JAKARTA - Ketua Fraksi PKS Jazuli Juwaini mengingatkan pemerintah agar waspada menghadapi anjloknya nilai tukar rupiah yang telah menyentuh angka 14.391 per dolar AS. Sebab menurutnya, imbas pelemahan mata uang garuda akan mempengaruhi kondisi perekonomian masyarakat Indonesia.“Pemerintah tidak boleh lagi menganggap enteng pelemahan rupiah yang terjadi saat ini, melalui pernyataan para pejabatnya. Justru pemerintah harus menunjukkan kewaspadaan yang mendalam," ujar Jazuli di Jakarta, Rabu (11/7/2018).
Menurutnya, pemerintah harus memastikan setiap pengeluaran negara yang terkait kurs pada kondisi terkendali. Apalagi Asumsi kurs dalam APBN 2018 masih dipertahankan sebesar Rp13.400.
Anggota DPR Dapil Banten ini pun merasa perlu mewarning pemerintah sebab realitas pelemahan rupiah bisa dipastikan akan berdampak terhadap belanja subsidi BBM, listrik serta pembayaran pokok maupun bunga utang yang semakin menumpuk.
“Jika tidak ditangani secara hati-hati, bahaya krisis ekonomi akan siap mengancam kapan saja,” tegas Jazuli.
Selain itu yang paling penting harus dijaga oleh Pemerintah adalah menjaga stabilitas ekonomi masyarakat. Pemerintah, kata dia, harus lebih hati-hati dan mengantisipasi setiap kebijakan terkait dengan harga. Diantaranya adalah menaikan harga BBM, tarif tol dan harga pangan, semuanya akan bermuara pada daya beli dan tingkat kesejahteraan masyarakat.
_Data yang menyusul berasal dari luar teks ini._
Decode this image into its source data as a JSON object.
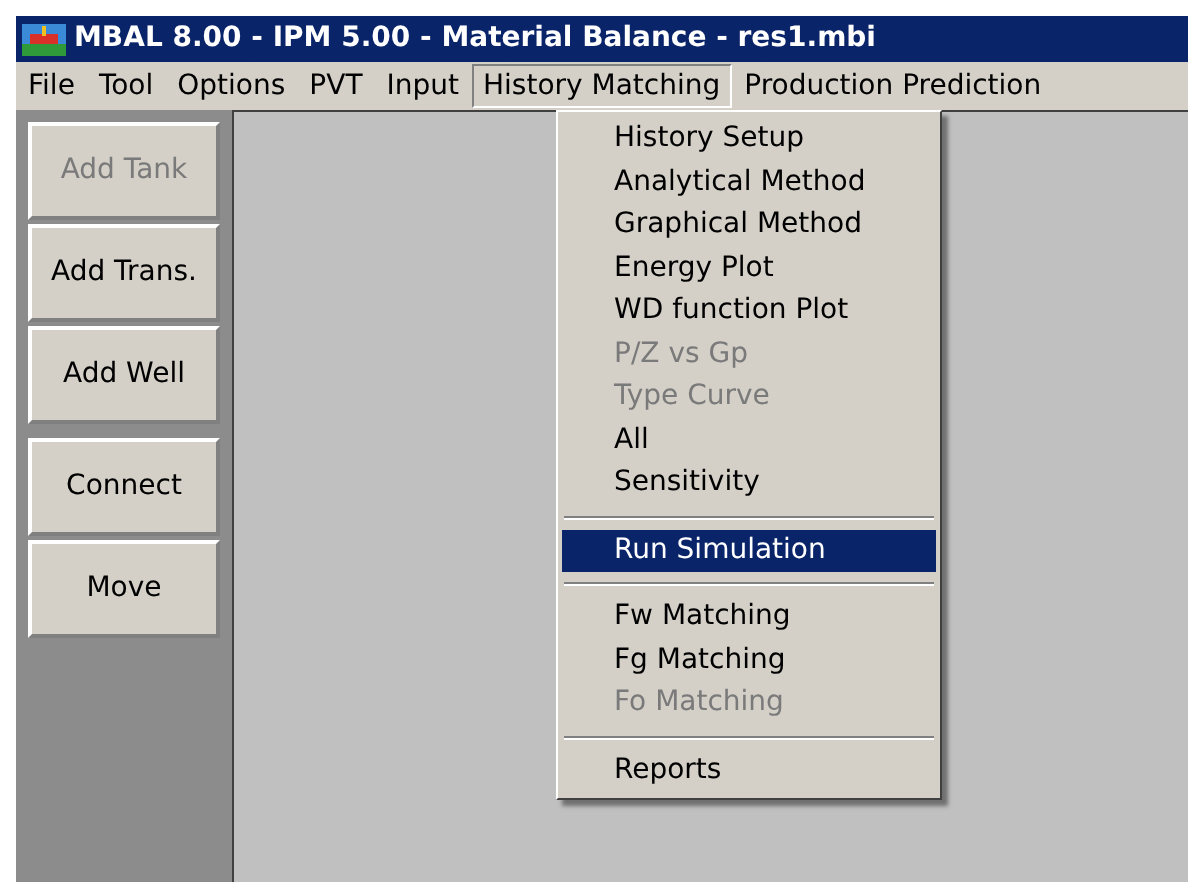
{
  "window": {
    "title": "MBAL 8.00 - IPM 5.00 - Material Balance - res1.mbi"
  },
  "menu_bar": [
    {
      "label": "File",
      "selected": false
    },
    {
      "label": "Tool",
      "selected": false
    },
    {
      "label": "Options",
      "selected": false
    },
    {
      "label": "PVT",
      "selected": false
    },
    {
      "label": "Input",
      "selected": false
    },
    {
      "label": "History Matching",
      "selected": true
    },
    {
      "label": "Production Prediction",
      "selected": false
    }
  ],
  "toolbar": [
    {
      "label": "Add Tank",
      "disabled": true
    },
    {
      "label": "Add Trans.",
      "disabled": false
    },
    {
      "label": "Add Well",
      "disabled": false
    },
    {
      "label": "Connect",
      "disabled": false
    },
    {
      "label": "Move",
      "disabled": false
    }
  ],
  "dropdown": [
    {
      "kind": "item",
      "label": "History Setup",
      "disabled": false,
      "selected": false
    },
    {
      "kind": "item",
      "label": "Analytical Method",
      "disabled": false,
      "selected": false
    },
    {
      "kind": "item",
      "label": "Graphical Method",
      "disabled": false,
      "selected": false
    },
    {
      "kind": "item",
      "label": "Energy Plot",
      "disabled": false,
      "selected": false
    },
    {
      "kind": "item",
      "label": "WD function Plot",
      "disabled": false,
      "selected": false
    },
    {
      "kind": "item",
      "label": "P/Z vs Gp",
      "disabled": true,
      "selected": false
    },
    {
      "kind": "item",
      "label": "Type Curve",
      "disabled": true,
      "selected": false
    },
    {
      "kind": "item",
      "label": "All",
      "disabled": false,
      "selected": false
    },
    {
      "kind": "item",
      "label": "Sensitivity",
      "disabled": false,
      "selected": false
    },
    {
      "kind": "separator"
    },
    {
      "kind": "item",
      "label": "Run Simulation",
      "disabled": false,
      "selected": true
    },
    {
      "kind": "separator"
    },
    {
      "kind": "item",
      "label": "Fw Matching",
      "disabled": false,
      "selected": false
    },
    {
      "kind": "item",
      "label": "Fg Matching",
      "disabled": false,
      "selected": false
    },
    {
      "kind": "item",
      "label": "Fo Matching",
      "disabled": true,
      "selected": false
    },
    {
      "kind": "separator"
    },
    {
      "kind": "item",
      "label": "Reports",
      "disabled": false,
      "selected": false
    }
  ]
}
“Sayangnya, kebijakan Pemerintah terkait hal tersebut tidak menunjukkan keberpihakan langsung kepada masyarakat karena faktanya pemerintah menaikan harga BBM bersamaan dengan kelangkaan premium di berbagai daerah, menaikkan tarif tol dan harga pangan. Padahal semuanya semakin membebani masyarakat,” tukasnya.
Sebagaimana diketahui pelemahan rupiah terjadi akibat Kebijakan Bank Sentral Amerika Serikat Federal Reserve (The Fed) sedang tidak bersahabat dengan banyak negara berkembang di dunia, termasuk Indonesia. Hingga akhir tahun 2018 The FED berencana untuk menaikkan suku bunganya hingga empat kali.
Untuk itu, Jazuli mendorong Bank Indonesia untuk mengeluarkan kebijakan moneter dan intervensi pasar yang efektif dan tepat sasaran.
BI telah mengeluarkan kebijakan preventive, front loading dan ahead the curve dengan menaikkan suku bunga acuan sebesar 50 bps pada Mei lalu. Selain itu, BI juga diharapkan tetap berada di pasar dan melakukan intervensi di pasar obligasi dan valas.
"BI harus punya timing yang lebih cermat, tepat dan dan cepat, karena BI tidak selalu berada di pasar dalam setiap titik dan waktu. BI harus memastikan bahwa jangan sampai kecepatan pelemahan melebihi kecepatan intervensi BI," pungkasnya.